For now, the bigger implication is that whoever wins this fight, we lose. This is Statism vs. More Statism. Dalton wants to impose his Obama Lite womb to tomb statist project on everyone, and the unions' main problem with that is that they are tired of being foot soldiers in that project. The unions don't necessarily oppose the government ruling and subjugating everything. Their problem is that they want to drive the government's agenda and prevent the kind of flights into quasi-Conservatism that Dalton is currently engaging in.
The people who are being caught in the middle of this fight are either nowhere to be found because they don't have time for it, or don't care.

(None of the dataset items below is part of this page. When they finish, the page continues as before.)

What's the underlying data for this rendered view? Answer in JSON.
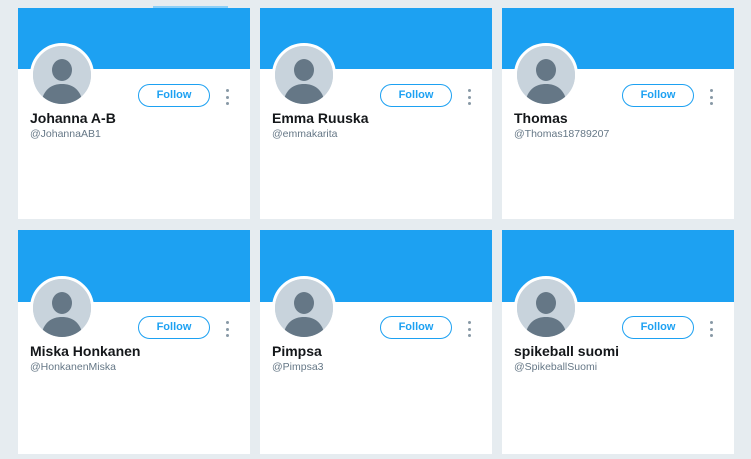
{
  "accent_color": "#1da1f2",
  "avatar_placeholder_icon": "default-user-silhouette-icon",
  "more_icon": "vertical-ellipsis-icon",
  "cards": [
    {
      "name": "Johanna A-B",
      "handle": "@JohannaAB1",
      "follow_label": "Follow"
    },
    {
      "name": "Emma Ruuska",
      "handle": "@emmakarita",
      "follow_label": "Follow"
    },
    {
      "name": "Thomas",
      "handle": "@Thomas18789207",
      "follow_label": "Follow"
    },
    {
      "name": "Miska Honkanen",
      "handle": "@HonkanenMiska",
      "follow_label": "Follow"
    },
    {
      "name": "Pimpsa",
      "handle": "@Pimpsa3",
      "follow_label": "Follow"
    },
    {
      "name": "spikeball suomi",
      "handle": "@SpikeballSuomi",
      "follow_label": "Follow"
    }
  ]
}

Given what we've all seen over the past little while, I favour the second explanation. When your future, and your children's future, depends on who wins in a battle between unions and an unpopular Liberal government- which is fast becoming an endangered species in this country- you should take issue with both parties. But the people continue to be distracted by Liberal distractions and the media just keep on writing columns dumping all over whatever it is we put out there.
Lately I have begun to wonder; if the people do not act or vote against this union-government pas de deux, even though they may very well feel inclined to, is it really worth holding out hope that they will?
Is that the reason why we can't connect with the voters? Because we're expecting Ontarians to turn against their government when they aren't capable of doing so?
Are we asking them to make a choice that they cannot make?
Must we therefore make the choice for them?